Proposed fish screens on the Sacramento River are problematic.
Contrary to assurances of BDCP proponents, it is uncertain whether the fish screens for the proposed new North Delta diversion will actually work. The proposed screens are experimental and have never been employed anywhere else. Some 22 studies are required to determine if the proposed screen design concept will work, will be protective, or if the screens can be legally permitted. Half of these studies are proposed post-construction. Waiting until after construction and the expenditure of billions of dollars to see if these experimental new concept fish screens will work makes no sense. Construction of North Delta diversions should not be initiated until it can be established that the proposed experimental fish screens are feasible, protective and legally permittable pursuant to the Endangered Species Act.

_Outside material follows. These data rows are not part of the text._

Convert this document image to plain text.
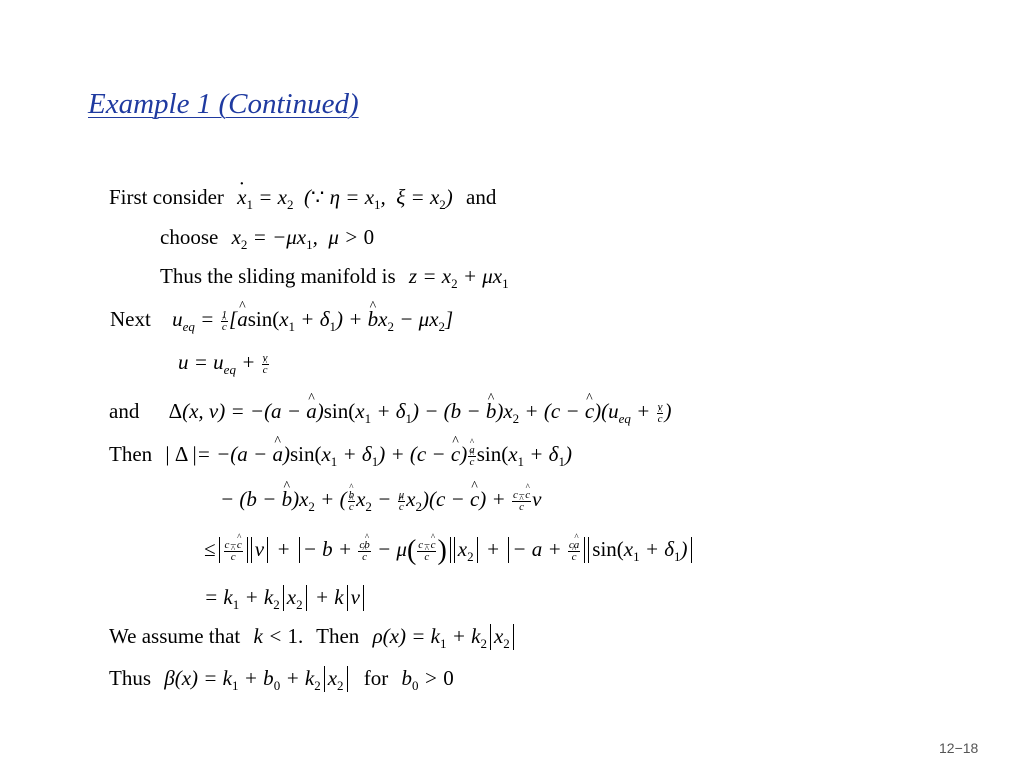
Example 1 (Continued)
First consider · $x_1 = x_2$  (∵ $\eta = x_1$,  $\xi = x_2$) and
choose $x_2 = -\mu x_1$,  μ > 0
Thus the sliding manifold is $z = x_2 + \mu x_1$
Next $u_{eq} = 1$
^ c [^ $asin(x_1 + \delta_1)$ + ^ $bx_2 - \mu x_2$]
$u = u_{eq} + v$
^ c
and Δ(x, v) = −(a − ^ $a)\sin(x_1 + \delta_1) - (b$ − ^ $b)x_2 + (c$ − ^ $c)(u_{eq} + v$
^ c )
Then | Δ |= −(a − ^ $a)\sin(x_1 + \delta_1) + (c$ − ^ c) ^ a
^ c $\sin(x_1 + \delta_1)$
− (b − ^ $b)x_2$ + ( ^ b
^ c $x_2 - \mu$
^ c $x_2)(c$ − ^ c) + c−^ c
^ c v
≤ c−^ c
^ c v + − b + c^ b
^ c − μ( c−^ c
^ c ) $x_2$ + − a + c^ a
^ c $\sin(x_1 + \delta_1)$
= $k_1 + k_2$ $x_2 + k$ v
We assume that k < 1. Then $\rho(x) = k_1 + k_2$ $x_2$
Thus $\beta(x) = k_1 + b_0 + k_2$ $x_2$ for $b_0 > 0$
12−18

“The Peripheral Tunnels would increase, not decrease, the massive fish kills from water exports, “ said Barbara Barrigan-Parrilla, executive director of RTD. “For decades, they have failed to provide effective fish screens at the existing pumps. Why would anyone believe that new, untested fish screens at a second diversion point will be any better? The Peripheral Tunnels are the death knell for our salmon fisheries, and deny San Francisco Bay of the freshwater flows to sustain Pacific fisheries.”

“The history of the Delta tells us that past agency assurances that projects to divert water from the estuary would be beneficial or benign were grievously wrong: virtually all of them exacerbated conditions to the point where Delta fisheries are on life support. The harsh reality is that no estuary in the world has survived the diversion of more than half its water flow and the extreme modification of its hydrograph (i.e., peak flows shifted from winter to summer). Speculative promises of mitigation and accountability can no longer be sufficient to justify the construction of major water projects,” said Jennings.

The complete White Paper, “BDCP and Fish Population Losses at the Pumps,” is posted to RTD’s web site.